Sfatato nuovamente il mito dello scrittore mozartiano che colto da furiosa ispirazione di siede a tavolino e scrive il romanzo perfetto. Lodoli ammette di scrivere quando viene colto da un’ispirazione iniziale ma c’è poi tutta la fatica della pagina.

Arriva poi la domanda fatidica: ma lei in quanto artista si sente diverso dagli altri? Parla anche della sua giovinezza un po’ angosciata e aggiunge, per fortuna!

Parla di “sensibilità iper-accesa e dolente” che, anche a mio modesto parere, ti salva, del “desiderio di capire tutti i raccordi tra le cose” di quell’ “angoscia che mi ha preso verso i sedici anni e non mi ha più lasciato.” dice infine: “ho investito nella letteratura tutta questa aspettativa di senso.”

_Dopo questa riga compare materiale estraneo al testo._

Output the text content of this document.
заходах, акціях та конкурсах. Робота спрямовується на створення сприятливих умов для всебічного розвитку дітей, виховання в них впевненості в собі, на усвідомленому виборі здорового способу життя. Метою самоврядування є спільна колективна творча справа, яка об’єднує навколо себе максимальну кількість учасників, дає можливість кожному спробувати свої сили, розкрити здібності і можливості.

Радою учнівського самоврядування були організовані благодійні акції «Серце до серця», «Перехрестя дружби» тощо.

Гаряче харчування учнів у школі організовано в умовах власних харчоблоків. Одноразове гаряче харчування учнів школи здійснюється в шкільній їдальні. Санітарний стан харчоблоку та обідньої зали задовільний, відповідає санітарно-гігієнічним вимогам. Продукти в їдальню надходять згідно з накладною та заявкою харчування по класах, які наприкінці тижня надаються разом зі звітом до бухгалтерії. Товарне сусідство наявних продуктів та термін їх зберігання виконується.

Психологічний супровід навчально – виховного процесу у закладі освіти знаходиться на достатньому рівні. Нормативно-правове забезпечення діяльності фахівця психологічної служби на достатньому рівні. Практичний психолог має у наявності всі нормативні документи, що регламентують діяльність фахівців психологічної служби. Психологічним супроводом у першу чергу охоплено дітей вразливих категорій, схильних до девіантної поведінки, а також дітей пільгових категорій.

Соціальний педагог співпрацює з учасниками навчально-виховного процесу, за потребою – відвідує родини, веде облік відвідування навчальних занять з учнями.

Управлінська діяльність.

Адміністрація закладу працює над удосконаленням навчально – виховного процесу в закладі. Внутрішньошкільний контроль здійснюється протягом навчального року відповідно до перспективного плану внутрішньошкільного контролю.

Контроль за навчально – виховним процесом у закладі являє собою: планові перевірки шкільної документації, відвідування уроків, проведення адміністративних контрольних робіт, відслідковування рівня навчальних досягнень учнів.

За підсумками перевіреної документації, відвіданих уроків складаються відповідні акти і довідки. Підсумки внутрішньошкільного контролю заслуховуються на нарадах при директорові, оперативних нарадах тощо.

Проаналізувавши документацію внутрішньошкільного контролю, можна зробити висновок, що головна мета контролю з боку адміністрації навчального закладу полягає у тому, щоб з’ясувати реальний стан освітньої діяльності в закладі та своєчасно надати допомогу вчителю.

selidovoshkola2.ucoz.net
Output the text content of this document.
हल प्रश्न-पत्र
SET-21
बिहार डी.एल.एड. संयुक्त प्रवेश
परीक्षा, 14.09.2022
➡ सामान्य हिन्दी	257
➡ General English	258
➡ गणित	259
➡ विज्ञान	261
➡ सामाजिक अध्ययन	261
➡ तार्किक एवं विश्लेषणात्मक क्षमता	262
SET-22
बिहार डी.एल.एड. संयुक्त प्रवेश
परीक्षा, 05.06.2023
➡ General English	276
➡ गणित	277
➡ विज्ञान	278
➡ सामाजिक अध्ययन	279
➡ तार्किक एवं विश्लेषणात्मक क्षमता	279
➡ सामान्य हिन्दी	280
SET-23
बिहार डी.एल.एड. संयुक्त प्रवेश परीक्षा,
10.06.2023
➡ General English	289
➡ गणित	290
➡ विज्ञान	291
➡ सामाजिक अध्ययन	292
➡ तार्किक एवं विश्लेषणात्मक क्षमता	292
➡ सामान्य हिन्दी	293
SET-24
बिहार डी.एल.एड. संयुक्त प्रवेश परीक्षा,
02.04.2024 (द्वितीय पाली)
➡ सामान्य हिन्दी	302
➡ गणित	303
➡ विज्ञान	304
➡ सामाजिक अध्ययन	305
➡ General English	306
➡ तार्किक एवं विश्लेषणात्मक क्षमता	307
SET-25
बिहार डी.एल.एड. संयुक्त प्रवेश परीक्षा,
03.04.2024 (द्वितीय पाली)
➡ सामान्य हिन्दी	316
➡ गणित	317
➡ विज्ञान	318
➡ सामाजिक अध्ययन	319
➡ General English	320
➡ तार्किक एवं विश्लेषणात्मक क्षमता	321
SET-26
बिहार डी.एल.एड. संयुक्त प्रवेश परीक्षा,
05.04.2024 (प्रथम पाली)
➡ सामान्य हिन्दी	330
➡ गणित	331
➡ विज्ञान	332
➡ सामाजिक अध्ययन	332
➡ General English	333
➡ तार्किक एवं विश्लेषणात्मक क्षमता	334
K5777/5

“la mia vita di giovane insoddisfatto, infelice, meno male! Mi sono dovuto occupare un po’ della mia angoscia”

Chi è l’artista? è un “diverso”?
si ,in un certo senso lo è. Cerca un qualche innalzamento…

“da Michelangelo a Van Gogh a Bach a Cobain c’è il senso della verticalità. Quell’allungamento dello sguardo.
Non è uno sbobinamento della chiacchiera del mondo. E’ un’ altra parte, è più lontano. Vedere le cose da una certa distanza.”

e aggiunge…
“non è vero che l’innocenza produce capolavori e l’avidità porcherie. Non bisogna essere così ingenui.”

Si è parlato poi di scuola, di insegnamento, di giovani.

“Amo la scuola perchè lì trovo il disagio, l’imprecisione in cui le domande sono ancora vive, è il luogo più vicino alla ferita originaria. Gli adulti hanno compiuto una quadratura del cerchio che non regge.”

Tuttavia riguardo ai giovani (e non solo a loro) si dimostra preoccupato.

“Questi arrivano: 14 anni, scarpe nike, occhiali da sole, capelli in su’… ma un po’ di malinconia, un po’ di angoscia, un po’ di pomeriggi vuoti! […]
Dopo un po’ la vita ti trita e ti ritrovi grasso e pelato a cinquant’anni a comprarti la macchina perchè è l’unica soluzione.[…] I ragazzi stanno diventando consumatori di vita, e il processo di demenza collettiva riguarda tutti noi.”

“A scuola arrivano: 14 enni brutte, brufoli, padre in galera madre che batte e mi dicono che loro adesso vanno dalla De Filippi e hanno risolto tutto. Ma dove vai???”

In conclusione.
Perchè scrive e qual è la sua metafora della scrittura?
“uno si capisce scrivendo”
“la scrittura è inevitabile. Accade.”
“questa idea di cose che si rincorrono, si fidanzano, un bottone, la luna, cento lire, un laghetto. E’ l’ansia di cercare un’unità nella metafora.”